The ninth saw Texas claw back, with a double from Michael Young and a single from Hank Blalock. Leading off the inning, Ian Kinsler came inches from a double of his own, though it landed just west of the left field foul line.

Kinsler would go on to strike out, as well as Nelson Cruz. Murphy ended the game with a weakly hit pop up to third, stranding two.

Texas is now 2-4 against the Yankees on the season.

With an Angels win, the Rangers’ lead was cut a full game, to 3.5.

As difficult as it is to think of the positives in such starkly depressing times, there are some rays of light in the dark morass of this game worth noting.

Chris Davis doubled twice, and it appears that he may finally be breaking through what has been a terrible slump. He seems to be seeing the ball well, and hitting the low strike, which he struggled with mightily at times.

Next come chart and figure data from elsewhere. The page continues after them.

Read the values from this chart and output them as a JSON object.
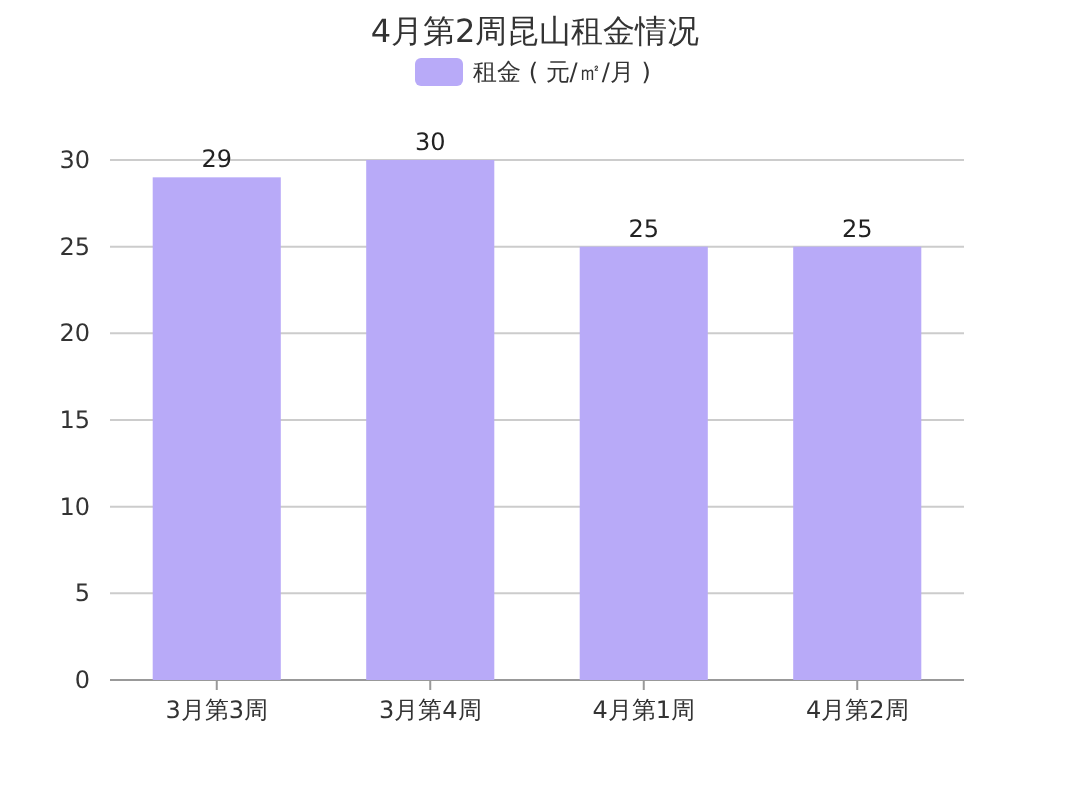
{
  "chart_data": {
    "type": "bar",
    "title": "4月第2周昆山租金情况",
    "categories": [
      "3月第3周",
      "3月第4周",
      "4月第1周",
      "4月第2周"
    ],
    "series": [
      {
        "name": "租金 ( 元/㎡/月 )",
        "color": "#b8aaf8",
        "values": [
          29,
          30,
          25,
          25
        ]
      }
    ],
    "ylim": [
      0,
      30
    ],
    "yticks": [
      0,
      5,
      10,
      15,
      20,
      25,
      30
    ],
    "grid": "y",
    "legend": "top",
    "data_labels": true
  }
}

Texas also showed some considerable fight.

Even against Mariano Rivera, who proved Thursday that he can still get pretty nasty, Texas seemed poised to make a run.

This won’t matter at all in the box score, of course, as the Rangers ultimately came up short. This tends to happen with future first-ballot Hall of Famers.

But Thursday was not necessarily a regression for the team. The staff, which has carried this team considerably at times this season and certainly more than anyone thought they would, had a bad day; and the offense, to a degree at least, picked up the slack.

The fact that they came up short isn’t indicative of anything other than the Yankees being pretty good at baseball. And if Texas can forget about the loss some time between now and six o’clock Friday, all of this ugliness might become pretty forgettable.

The Rangers will play the Yankees thrice more this season, as they travel to New York in August.